Audit season is starting up for organizations with December 31st year ends. Nothing really rings in the New Year like rolling forward those net asset schedules.

It is never easy for each side of an audit to understand what it is like from the other perspective unless you’ve been on both sides of the table. To give some insight from the auditor’s perspective that might help you understand where your auditor is coming from, as well as the importance of audit preparedness and your role in it, it is important to fully understand of some of the most common audit misconceptions.

Contrary to belief:

  • Don’t hold back or parcel out prepared items. Auditors love an onslaught of information. Walking into a conference room with piles of documents already pulled and waiting is like an auditor’s Christmakkuh. Just think of the joy you could bring!
  • Your auditors are not asking for items they don’t actually need. Your auditors understand and appreciate that you still have your normal job tasks to do while working on the audit. Wasting your time is not an auditor’s objective.
  • The week of fieldwork is the time scheduled for the audit to take place. It is not the week that you get started preparing for your audit.
  • Providing a requested item on the last day of fieldwork, weeks, or months later, does not count as “timely.”
  • The PBC list (Prepared/Provided By Client) is intended to help you get prepared, your auditors will realize quickly if you haven’t read it.
  • It may not be immediately apparent that this stack of items you’ve brought over is intended to support that particular balance or fulfill that request. Identifying what is being provided is tremendously helpful. It also reduces the chance of being asked for something you’ve already provided. Auditors know you hate that and they try to not do it.
  • What you have provided may not be exactly what your auditors were looking for. That is no one’s fault, but that’s why it’s still on the open items list. There are frequently many differences in terminology and systems from company to company, or it may be about trying to target a specific population or procedure and a different approach may be needed.
  • Your auditors work really hard to make you feel like you are their one and only client, however, that’s not likely the case.
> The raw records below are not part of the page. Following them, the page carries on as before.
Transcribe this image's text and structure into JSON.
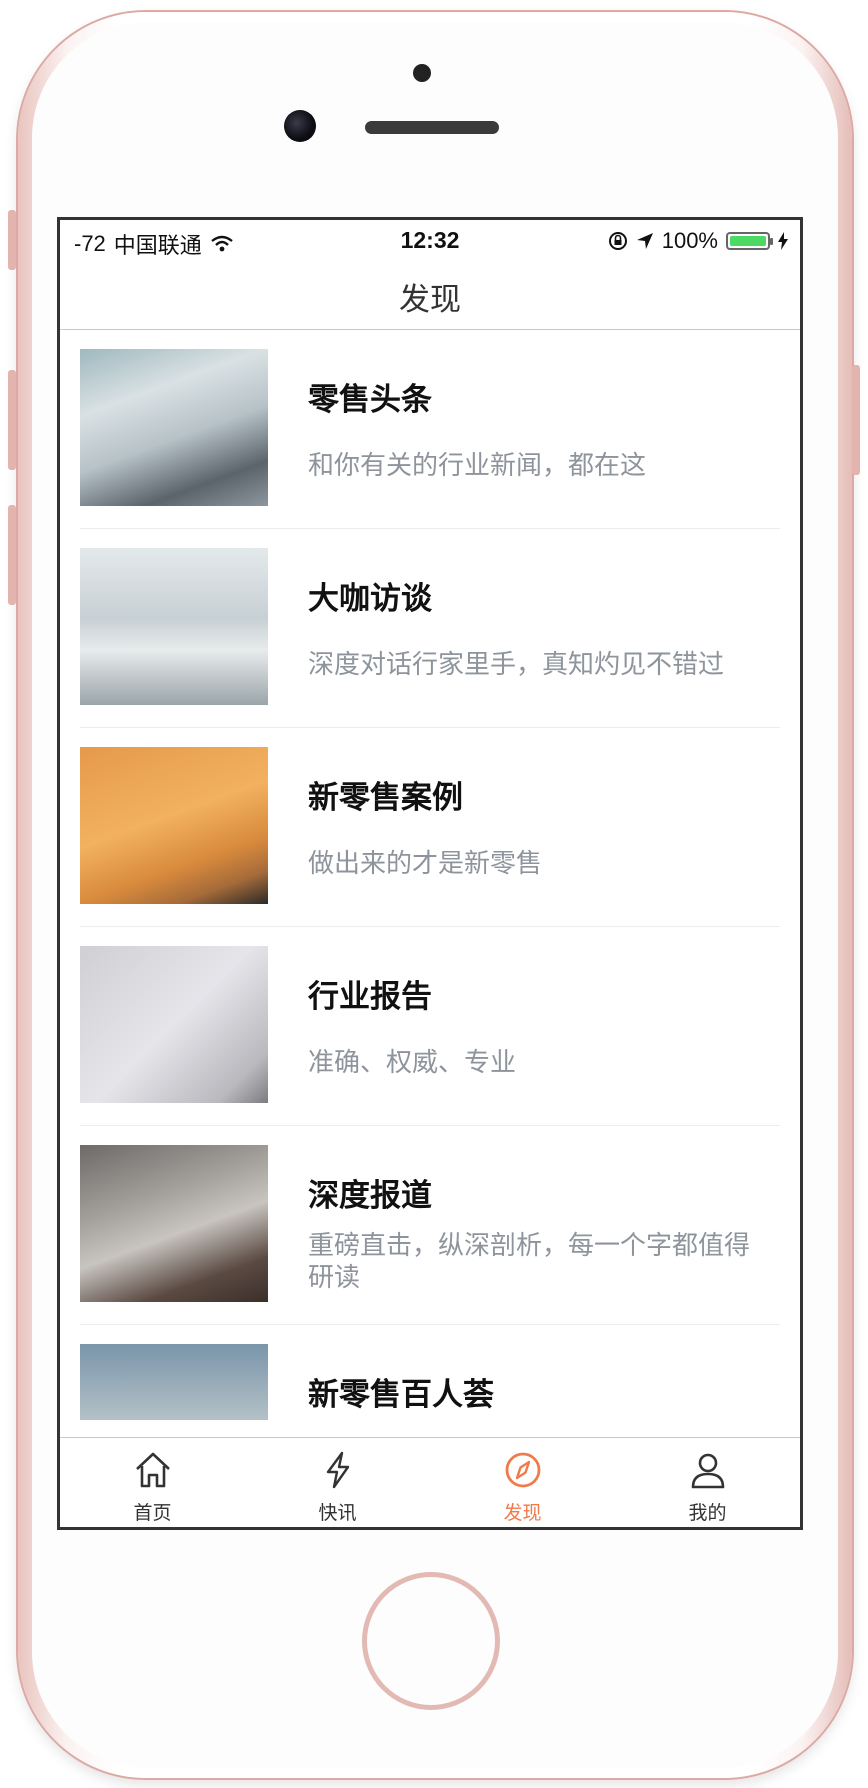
{
  "status_bar": {
    "signal": "-72",
    "carrier": "中国联通",
    "time": "12:32",
    "battery": "100%",
    "battery_color": "#4cd964"
  },
  "navbar": {
    "title": "发现"
  },
  "items": [
    {
      "title": "零售头条",
      "desc": "和你有关的行业新闻，都在这"
    },
    {
      "title": "大咖访谈",
      "desc": "深度对话行家里手，真知灼见不错过"
    },
    {
      "title": "新零售案例",
      "desc": "做出来的才是新零售"
    },
    {
      "title": "行业报告",
      "desc": "准确、权威、专业"
    },
    {
      "title": "深度报道",
      "desc": "重磅直击，纵深剖析，每一个字都值得研读"
    },
    {
      "title": "新零售百人荟",
      "desc": ""
    }
  ],
  "tabbar": {
    "tabs": [
      {
        "label": "首页",
        "icon": "home-icon"
      },
      {
        "label": "快讯",
        "icon": "lightning-icon"
      },
      {
        "label": "发现",
        "icon": "compass-icon",
        "active": true
      },
      {
        "label": "我的",
        "icon": "user-icon"
      }
    ],
    "active_color": "#f07a4a"
  }
}
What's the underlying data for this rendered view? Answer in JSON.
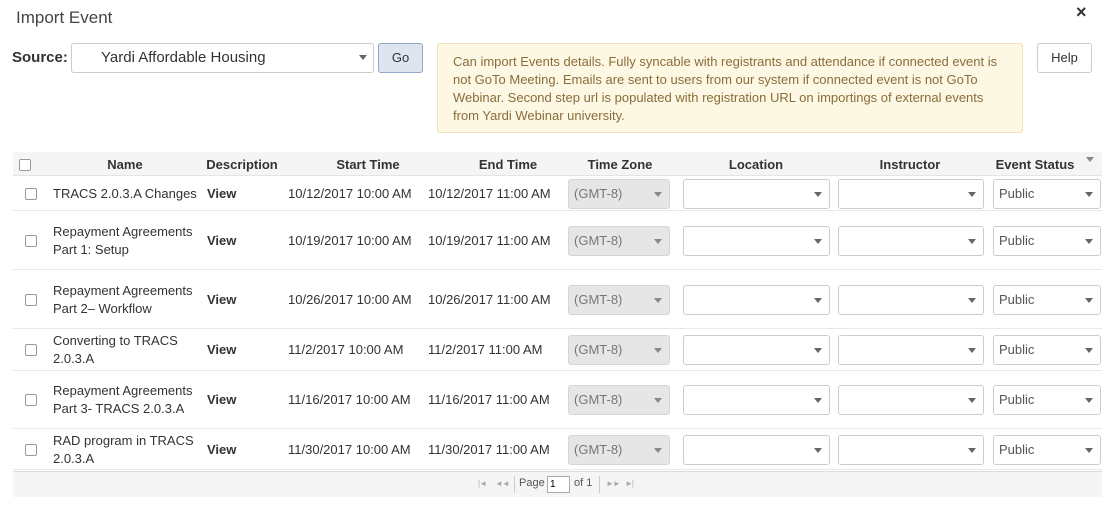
{
  "dialog": {
    "title": "Import Event",
    "close_symbol": "×"
  },
  "source": {
    "label": "Source:",
    "selected": "Yardi Affordable Housing",
    "go_label": "Go"
  },
  "notice": "Can import Events details. Fully syncable with registrants and attendance if connected event is not GoTo Meeting. Emails are sent to users from our system if connected event is not GoTo Webinar. Second step url is populated with registration URL on importings of external events from Yardi Webinar university.",
  "help_label": "Help",
  "table": {
    "headers": {
      "name": "Name",
      "description": "Description",
      "start": "Start Time",
      "end": "End Time",
      "tz": "Time Zone",
      "location": "Location",
      "instructor": "Instructor",
      "status": "Event Status"
    },
    "rows": [
      {
        "name": "TRACS 2.0.3.A Changes",
        "description": "View",
        "start": "10/12/2017 10:00 AM",
        "end": "10/12/2017 11:00 AM",
        "tz": "(GMT-8)",
        "location": "",
        "instructor": "",
        "status": "Public"
      },
      {
        "name": "Repayment Agreements Part 1: Setup",
        "description": "View",
        "start": "10/19/2017 10:00 AM",
        "end": "10/19/2017 11:00 AM",
        "tz": "(GMT-8)",
        "location": "",
        "instructor": "",
        "status": "Public"
      },
      {
        "name": "Repayment Agreements Part 2– Workflow",
        "description": "View",
        "start": "10/26/2017 10:00 AM",
        "end": "10/26/2017 11:00 AM",
        "tz": "(GMT-8)",
        "location": "",
        "instructor": "",
        "status": "Public"
      },
      {
        "name": "Converting to TRACS 2.0.3.A",
        "description": "View",
        "start": "11/2/2017 10:00 AM",
        "end": "11/2/2017 11:00 AM",
        "tz": "(GMT-8)",
        "location": "",
        "instructor": "",
        "status": "Public"
      },
      {
        "name": "Repayment Agreements Part 3- TRACS 2.0.3.A",
        "description": "View",
        "start": "11/16/2017 10:00 AM",
        "end": "11/16/2017 11:00 AM",
        "tz": "(GMT-8)",
        "location": "",
        "instructor": "",
        "status": "Public"
      },
      {
        "name": "RAD program in TRACS 2.0.3.A",
        "description": "View",
        "start": "11/30/2017 10:00 AM",
        "end": "11/30/2017 11:00 AM",
        "tz": "(GMT-8)",
        "location": "",
        "instructor": "",
        "status": "Public"
      }
    ]
  },
  "pager": {
    "page_label": "Page",
    "page_value": "1",
    "of_label": "of 1",
    "first": "|◄",
    "prev": "◄◄",
    "next": "►►",
    "last": "►|"
  }
}
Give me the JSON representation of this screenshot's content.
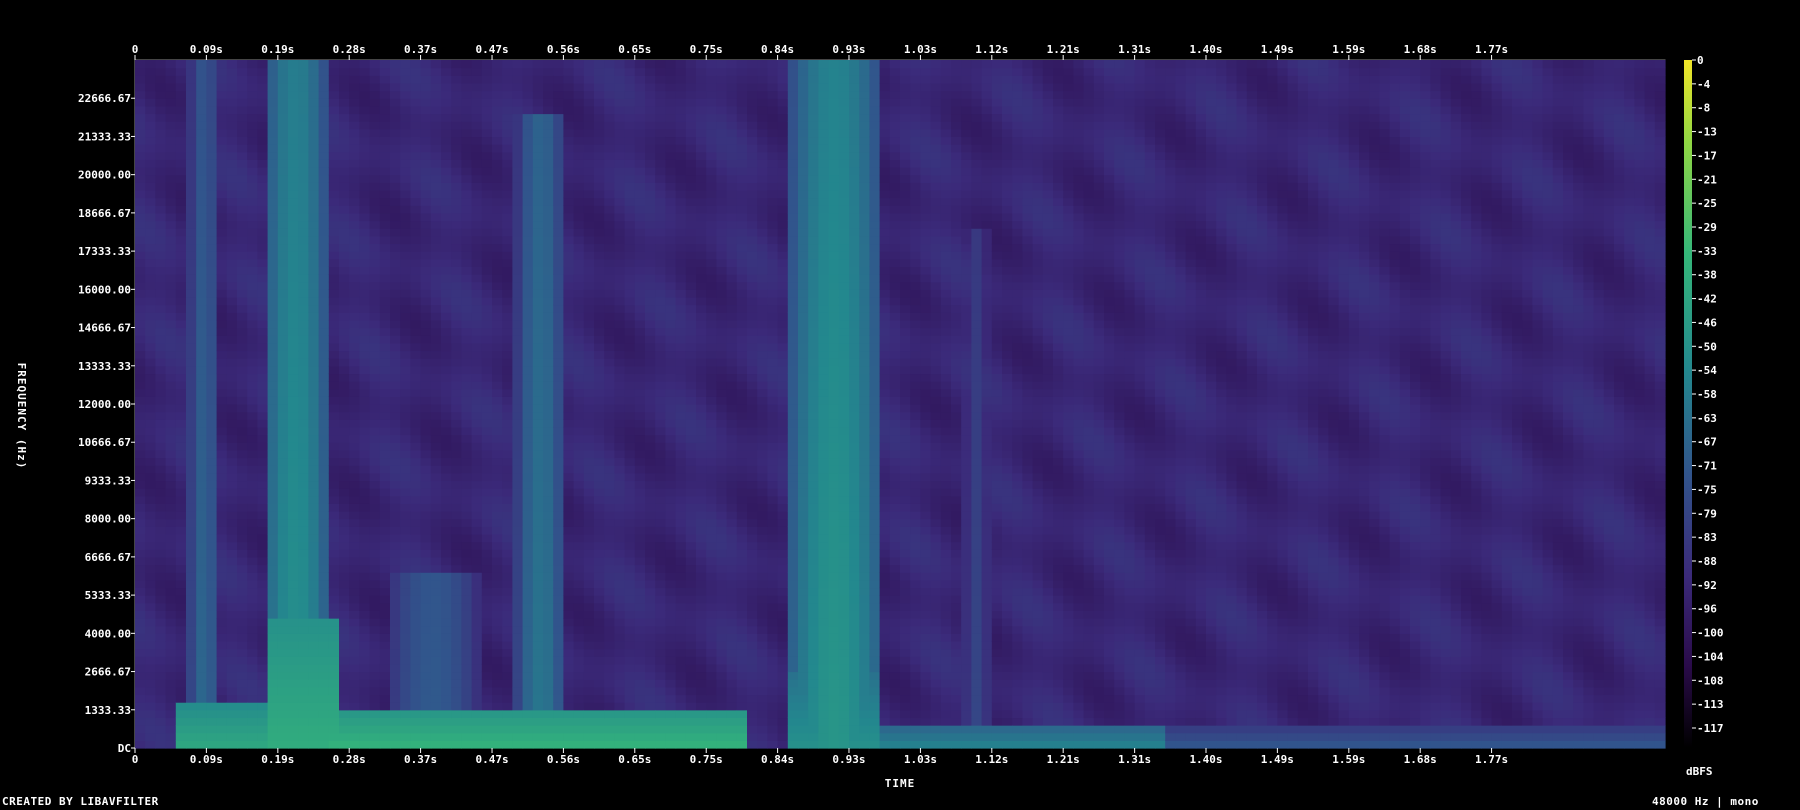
{
  "chart_data": {
    "type": "heatmap",
    "xlabel": "TIME",
    "ylabel": "FREQUENCY (Hz)",
    "x_unit": "s",
    "y_unit": "Hz",
    "xlim": [
      0,
      2.0
    ],
    "ylim": [
      0,
      24000
    ],
    "x_ticks": [
      "0",
      "0.09s",
      "0.19s",
      "0.28s",
      "0.37s",
      "0.47s",
      "0.56s",
      "0.65s",
      "0.75s",
      "0.84s",
      "0.93s",
      "1.03s",
      "1.12s",
      "1.21s",
      "1.31s",
      "1.40s",
      "1.49s",
      "1.59s",
      "1.68s",
      "1.77s"
    ],
    "x_tick_values": [
      0,
      0.0933,
      0.1867,
      0.28,
      0.3733,
      0.4667,
      0.56,
      0.6533,
      0.7467,
      0.84,
      0.9333,
      1.0267,
      1.12,
      1.2133,
      1.3067,
      1.4,
      1.4933,
      1.5867,
      1.68,
      1.7733
    ],
    "y_ticks": [
      "DC",
      "1333.33",
      "2666.67",
      "4000.00",
      "5333.33",
      "6666.67",
      "8000.00",
      "9333.33",
      "10666.67",
      "12000.00",
      "13333.33",
      "14666.67",
      "16000.00",
      "17333.33",
      "18666.67",
      "20000.00",
      "21333.33",
      "22666.67"
    ],
    "y_tick_values": [
      0,
      1333.33,
      2666.67,
      4000,
      5333.33,
      6666.67,
      8000,
      9333.33,
      10666.67,
      12000,
      13333.33,
      14666.67,
      16000,
      17333.33,
      18666.67,
      20000,
      21333.33,
      22666.67
    ],
    "colorbar": {
      "label": "dBFS",
      "ticks": [
        "0",
        "-4",
        "-8",
        "-13",
        "-17",
        "-21",
        "-25",
        "-29",
        "-33",
        "-38",
        "-42",
        "-46",
        "-50",
        "-54",
        "-58",
        "-63",
        "-67",
        "-71",
        "-75",
        "-79",
        "-83",
        "-88",
        "-92",
        "-96",
        "-100",
        "-104",
        "-108",
        "-113",
        "-117"
      ],
      "range": [
        -120,
        0
      ]
    },
    "background_level_db": -92,
    "bursts": [
      {
        "t_start": 0.07,
        "t_end": 0.11,
        "f_max": 24000,
        "level_db": -65
      },
      {
        "t_start": 0.17,
        "t_end": 0.25,
        "f_max": 24000,
        "level_db": -50
      },
      {
        "t_start": 0.33,
        "t_end": 0.45,
        "f_max": 6000,
        "level_db": -70
      },
      {
        "t_start": 0.5,
        "t_end": 0.56,
        "f_max": 22000,
        "level_db": -60
      },
      {
        "t_start": 0.86,
        "t_end": 0.97,
        "f_max": 24000,
        "level_db": -48
      },
      {
        "t_start": 1.08,
        "t_end": 1.12,
        "f_max": 18000,
        "level_db": -78
      }
    ],
    "low_band_energy": [
      {
        "t_start": 0.06,
        "t_end": 0.17,
        "f_max": 1500,
        "level_db": -40
      },
      {
        "t_start": 0.17,
        "t_end": 0.26,
        "f_max": 4500,
        "level_db": -38
      },
      {
        "t_start": 0.26,
        "t_end": 0.8,
        "f_max": 1200,
        "level_db": -35
      },
      {
        "t_start": 0.86,
        "t_end": 0.97,
        "f_max": 2600,
        "level_db": -50
      },
      {
        "t_start": 0.97,
        "t_end": 1.35,
        "f_max": 800,
        "level_db": -55
      },
      {
        "t_start": 1.35,
        "t_end": 2.0,
        "f_max": 700,
        "level_db": -70
      }
    ]
  },
  "footer": {
    "credit": "CREATED BY LIBAVFILTER",
    "info": "48000 Hz | mono"
  }
}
Not getting everything to your auditors within the allotted time means them trying to schedule available work time in and around someone else’s audit time.
  • Your auditor is not interested in antagonizing you. What you have become accustomed to may be something your auditor rarely sees. Styles of communication may vary and it may be helpful to try to narrow down an objective. Chances are high that you have insight into what particular report will provide the information that best addresses the request.
  • Some of you are actually prepared and timely! Your auditors know it and appreciate the effort.

Delays in receiving requested items or time incurred in helping get a schedule corrected all add up quickly. Your auditor still needs time to actually perform the work required of them. It is important to understand that getting the schedule is just the beginning of the work your auditor needs to do. Being prepared for an audit is one of the best ways to help ensure that the process is a smooth one or at least as smooth as it can be.